Costruzione del monumento Néolithique (≈ 4100 av. J.-C.)
Periodo stimato di costruzione megalitica.
1845
Primo scavo archeologico
Primo scavo archeologico 1845 (≈ 1845)
Scoperta di oggetti neolitici non dettagliati.
1873
Ricerche di Dr. Douillet
Ricerche di Dr. Douillet 1873 (≈ 1873)
Assi lucidati, lame flint e ceramica riesumata.
17 janvier 1963
Classificazione monumento storico
Classificazione monumento storico 17 janvier 1963 (≈ 1963)
Protezione ufficiale con decreto ministeriale.
Aujourd'hui
Aujourd'hui
Aujourd'hui Aujourd'hui (≈ 2025)
Position de référence.
Patrimonio
Strada coperta (causa C 283): classificazione per decreto del 17 gennaio 1963
Dati chiave
Docteur Douillet - Archeologo
Diretto gli scavi del 1873.
Fée Margot - Figura popolare locale
Associato alla leggenda del sito.
Origine e storia
Il vicolo coperto della quercia-Hut, noto anche come Cave aux Fées, è un monumento megalitico situato a Lamballe-Armor, nel dipartimento di Côtes-d-Armor. Dati del neolitico, è delimitato da undici ortostati in gabbro ed è di 11 metri di lunghezza per 1,50 metri di larghezza. Due tavoli sul tetto sono ancora in posizione, mentre altri due, invertiti, si trovano nelle vicinanze. Il sito, intatto fino al 1873, fu parzialmente sommerso e rimosso dalle lastre per riparare una strada locale.
Il monumento venne perquisito nel 1845 e nel 1873, in particolare dal Dr. Douilet. Queste ricerche hanno scoperto assi levigati, lame di flint, borchie di ceramica e due perle di pietra lucidate. Questi manufatti testimoniano il suo uso funebre o rituale durante il neolitico. Il sito è associato al folklore locale, tra cui la leggenda della fata Margot, che si chiama Grotte-aux-Fées.
Classificato come monumenti storici nel 1963, il vialetto coperto appartiene ora al comune di Lamballe-Armor. Il suo stato attuale, parzialmente degradato, contrasta con la sua originale descrizione del XIX secolo. I dati e le fonti archeologiche come Monumentum o Wikipedia confermano la sua importanza nel patrimonio megalitico di Breton, evidenziando le sfide della sua conservazione.
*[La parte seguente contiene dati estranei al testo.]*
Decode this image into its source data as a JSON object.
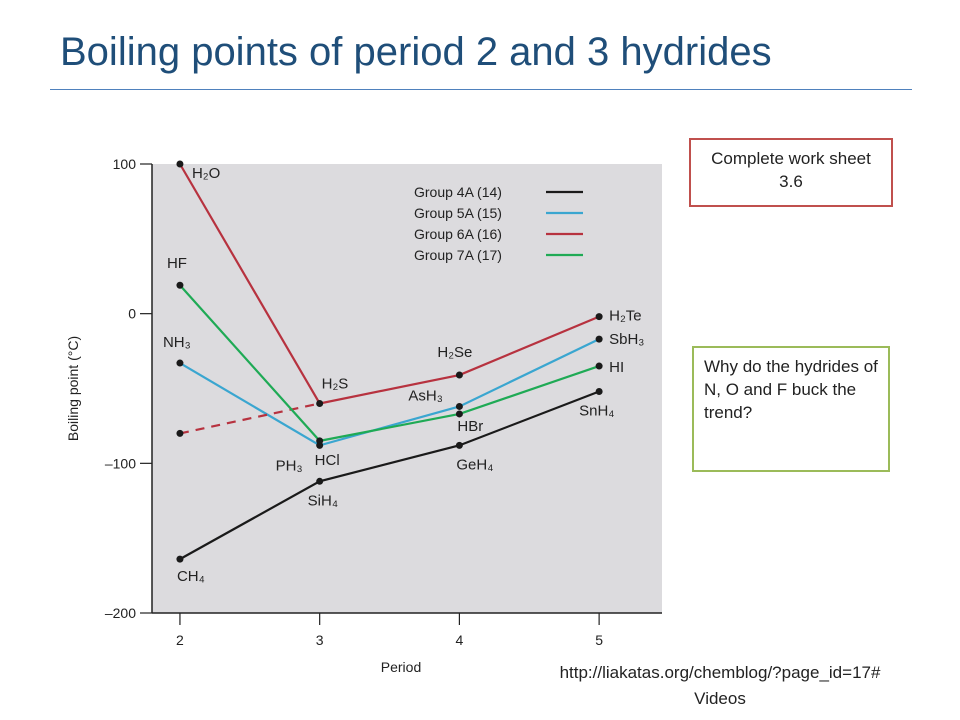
{
  "slide": {
    "title": "Boiling points of period 2 and 3 hydrides"
  },
  "notes": {
    "work": "Complete work sheet 3.6",
    "why": "Why do the hydrides of N, O and F buck the trend?"
  },
  "source": {
    "url": "http://liakatas.org/chemblog/?page_id=17#",
    "url_suffix": "Videos"
  },
  "chart_data": {
    "type": "line",
    "title": "",
    "xlabel": "Period",
    "ylabel": "Boiling point (°C)",
    "x": [
      2,
      3,
      4,
      5
    ],
    "xlim": [
      1.8,
      5.45
    ],
    "ylim": [
      -200,
      100
    ],
    "x_ticks": [
      "2",
      "3",
      "4",
      "5"
    ],
    "y_ticks": [
      {
        "value": 100,
        "label": "100"
      },
      {
        "value": 0,
        "label": "0"
      },
      {
        "value": -100,
        "label": "–100"
      },
      {
        "value": -200,
        "label": "–200"
      }
    ],
    "background": "#dcdbde",
    "legend_position": "top-right",
    "series": [
      {
        "name": "Group 4A (14)",
        "color": "#1a1a1a",
        "values": [
          -164,
          -112,
          -88,
          -52
        ],
        "compounds": [
          "CH₄",
          "SiH₄",
          "GeH₄",
          "SnH₄"
        ]
      },
      {
        "name": "Group 5A (15)",
        "color": "#3aa6d0",
        "values": [
          -33,
          -88,
          -62,
          -17
        ],
        "compounds": [
          "NH₃",
          "PH₃",
          "AsH₃",
          "SbH₃"
        ]
      },
      {
        "name": "Group 6A (16)",
        "color": "#b7323f",
        "values": [
          100,
          -60,
          -41,
          -2
        ],
        "compounds": [
          "H₂O",
          "H₂S",
          "H₂Se",
          "H₂Te"
        ],
        "extrapolated_value_period_2": -80
      },
      {
        "name": "Group 7A (17)",
        "color": "#1faa55",
        "values": [
          19,
          -85,
          -67,
          -35
        ],
        "compounds": [
          "HF",
          "HCl",
          "HBr",
          "HI"
        ]
      }
    ]
  }
}
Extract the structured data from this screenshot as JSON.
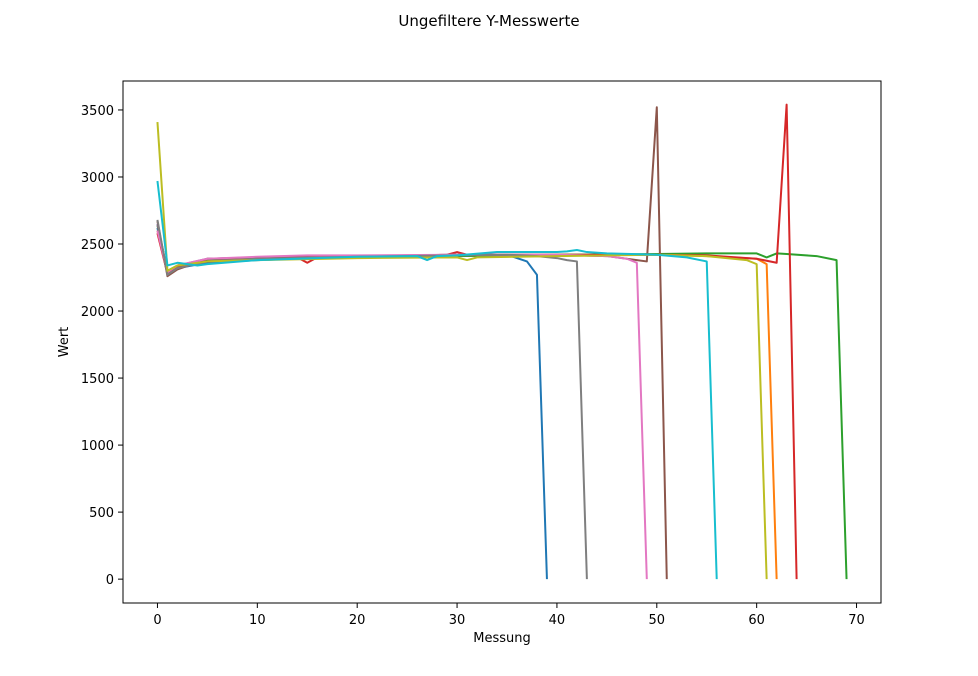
{
  "chart_data": {
    "type": "line",
    "title": "Ungefiltere Y-Messwerte",
    "xlabel": "Messung",
    "ylabel": "Wert",
    "xlim": [
      -3.45,
      72.45
    ],
    "ylim": [
      -178,
      3716
    ],
    "xticks": [
      0,
      10,
      20,
      30,
      40,
      50,
      60,
      70
    ],
    "yticks": [
      0,
      500,
      1000,
      1500,
      2000,
      2500,
      3000,
      3500
    ],
    "grid": false,
    "legend": "none",
    "series": [
      {
        "color": "#1f77b4",
        "points": [
          [
            0,
            2620
          ],
          [
            1,
            2280
          ],
          [
            2,
            2320
          ],
          [
            5,
            2360
          ],
          [
            10,
            2380
          ],
          [
            15,
            2395
          ],
          [
            20,
            2400
          ],
          [
            25,
            2405
          ],
          [
            30,
            2410
          ],
          [
            33,
            2420
          ],
          [
            35,
            2420
          ],
          [
            37,
            2370
          ],
          [
            38,
            2270
          ],
          [
            39,
            0
          ]
        ]
      },
      {
        "color": "#ff7f0e",
        "points": [
          [
            0,
            2600
          ],
          [
            1,
            2290
          ],
          [
            2,
            2330
          ],
          [
            5,
            2370
          ],
          [
            10,
            2390
          ],
          [
            20,
            2400
          ],
          [
            30,
            2410
          ],
          [
            40,
            2420
          ],
          [
            50,
            2420
          ],
          [
            55,
            2410
          ],
          [
            60,
            2390
          ],
          [
            61,
            2350
          ],
          [
            62,
            0
          ]
        ]
      },
      {
        "color": "#2ca02c",
        "points": [
          [
            0,
            2640
          ],
          [
            1,
            2300
          ],
          [
            2,
            2340
          ],
          [
            5,
            2380
          ],
          [
            10,
            2390
          ],
          [
            20,
            2405
          ],
          [
            30,
            2410
          ],
          [
            40,
            2420
          ],
          [
            50,
            2425
          ],
          [
            55,
            2430
          ],
          [
            60,
            2430
          ],
          [
            61,
            2400
          ],
          [
            62,
            2430
          ],
          [
            63,
            2425
          ],
          [
            66,
            2410
          ],
          [
            68,
            2380
          ],
          [
            69,
            0
          ]
        ]
      },
      {
        "color": "#d62728",
        "points": [
          [
            0,
            2580
          ],
          [
            1,
            2280
          ],
          [
            2,
            2330
          ],
          [
            5,
            2370
          ],
          [
            10,
            2390
          ],
          [
            14,
            2400
          ],
          [
            15,
            2360
          ],
          [
            16,
            2400
          ],
          [
            20,
            2405
          ],
          [
            29,
            2420
          ],
          [
            30,
            2440
          ],
          [
            31,
            2420
          ],
          [
            40,
            2420
          ],
          [
            50,
            2420
          ],
          [
            55,
            2415
          ],
          [
            60,
            2390
          ],
          [
            62,
            2360
          ],
          [
            63,
            3540
          ],
          [
            64,
            0
          ]
        ]
      },
      {
        "color": "#9467bd",
        "points": [
          [
            0,
            2650
          ],
          [
            1,
            2290
          ],
          [
            2,
            2340
          ],
          [
            5,
            2390
          ],
          [
            10,
            2400
          ],
          [
            20,
            2410
          ],
          [
            30,
            2420
          ],
          [
            35,
            2420
          ],
          [
            38,
            2410
          ]
        ]
      },
      {
        "color": "#8c564b",
        "points": [
          [
            0,
            2670
          ],
          [
            1,
            2260
          ],
          [
            2,
            2310
          ],
          [
            5,
            2390
          ],
          [
            10,
            2400
          ],
          [
            20,
            2410
          ],
          [
            30,
            2420
          ],
          [
            40,
            2420
          ],
          [
            45,
            2410
          ],
          [
            48,
            2380
          ],
          [
            49,
            2370
          ],
          [
            50,
            3520
          ],
          [
            51,
            0
          ]
        ]
      },
      {
        "color": "#e377c2",
        "points": [
          [
            0,
            2600
          ],
          [
            1,
            2290
          ],
          [
            2,
            2340
          ],
          [
            5,
            2390
          ],
          [
            10,
            2405
          ],
          [
            15,
            2415
          ],
          [
            20,
            2415
          ],
          [
            30,
            2420
          ],
          [
            40,
            2420
          ],
          [
            45,
            2410
          ],
          [
            47,
            2390
          ],
          [
            48,
            2360
          ],
          [
            49,
            0
          ]
        ]
      },
      {
        "color": "#7f7f7f",
        "points": [
          [
            0,
            2680
          ],
          [
            1,
            2270
          ],
          [
            2,
            2320
          ],
          [
            5,
            2370
          ],
          [
            10,
            2390
          ],
          [
            20,
            2405
          ],
          [
            30,
            2415
          ],
          [
            35,
            2420
          ],
          [
            38,
            2410
          ],
          [
            40,
            2395
          ],
          [
            41,
            2380
          ],
          [
            42,
            2370
          ],
          [
            43,
            0
          ]
        ]
      },
      {
        "color": "#bcbd22",
        "points": [
          [
            0,
            3410
          ],
          [
            1,
            2300
          ],
          [
            2,
            2340
          ],
          [
            5,
            2370
          ],
          [
            10,
            2380
          ],
          [
            20,
            2395
          ],
          [
            30,
            2400
          ],
          [
            31,
            2380
          ],
          [
            32,
            2400
          ],
          [
            40,
            2410
          ],
          [
            50,
            2420
          ],
          [
            55,
            2410
          ],
          [
            59,
            2380
          ],
          [
            60,
            2350
          ],
          [
            61,
            0
          ]
        ]
      },
      {
        "color": "#17becf",
        "points": [
          [
            0,
            2970
          ],
          [
            1,
            2340
          ],
          [
            2,
            2360
          ],
          [
            3,
            2350
          ],
          [
            4,
            2340
          ],
          [
            5,
            2350
          ],
          [
            10,
            2380
          ],
          [
            20,
            2405
          ],
          [
            26,
            2410
          ],
          [
            27,
            2380
          ],
          [
            28,
            2410
          ],
          [
            30,
            2415
          ],
          [
            34,
            2440
          ],
          [
            40,
            2440
          ],
          [
            41,
            2445
          ],
          [
            42,
            2455
          ],
          [
            43,
            2440
          ],
          [
            45,
            2430
          ],
          [
            50,
            2420
          ],
          [
            53,
            2400
          ],
          [
            55,
            2370
          ],
          [
            56,
            0
          ]
        ]
      }
    ]
  }
}
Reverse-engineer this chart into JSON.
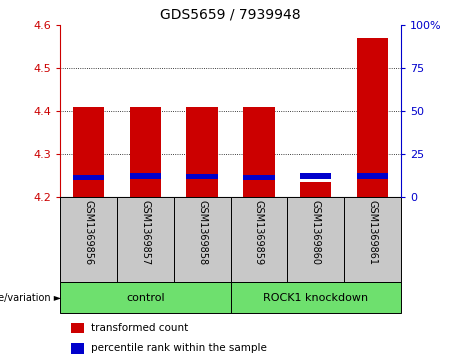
{
  "title": "GDS5659 / 7939948",
  "samples": [
    "GSM1369856",
    "GSM1369857",
    "GSM1369858",
    "GSM1369859",
    "GSM1369860",
    "GSM1369861"
  ],
  "red_values": [
    4.41,
    4.41,
    4.41,
    4.41,
    4.235,
    4.57
  ],
  "blue_values": [
    4.245,
    4.248,
    4.247,
    4.245,
    4.248,
    4.248
  ],
  "y_min": 4.2,
  "y_max": 4.6,
  "y_ticks": [
    4.2,
    4.3,
    4.4,
    4.5,
    4.6
  ],
  "right_y_labels": [
    "0",
    "25",
    "50",
    "75",
    "100%"
  ],
  "right_y_percents": [
    0,
    25,
    50,
    75,
    100
  ],
  "group_defs": [
    {
      "label": "control",
      "start": 0,
      "end": 2
    },
    {
      "label": "ROCK1 knockdown",
      "start": 3,
      "end": 5
    }
  ],
  "group_label_prefix": "genotype/variation ►",
  "legend_items": [
    {
      "color": "#CC0000",
      "label": "transformed count"
    },
    {
      "color": "#0000CC",
      "label": "percentile rank within the sample"
    }
  ],
  "bar_width": 0.55,
  "red_color": "#CC0000",
  "blue_color": "#0000CC",
  "gray_box_color": "#C8C8C8",
  "green_box_color": "#6EE06E",
  "title_fontsize": 10,
  "tick_fontsize": 8,
  "sample_fontsize": 7,
  "group_fontsize": 8,
  "legend_fontsize": 7.5
}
La posizione del sito, vicino alla strada da Lamballe a Plancoët, ha contribuito alla sua alterazione nel corso dei secoli. Nonostante ciò, c'è ancora un notevole esempio di costruzioni funerarie neolitiche nella regione, illustrando le pratiche e le credenze delle comunità preistoriche. Riferimenti biblici, come il libro di Loïc Langouët (2005), completano la conoscenza di questo monumento emblematico.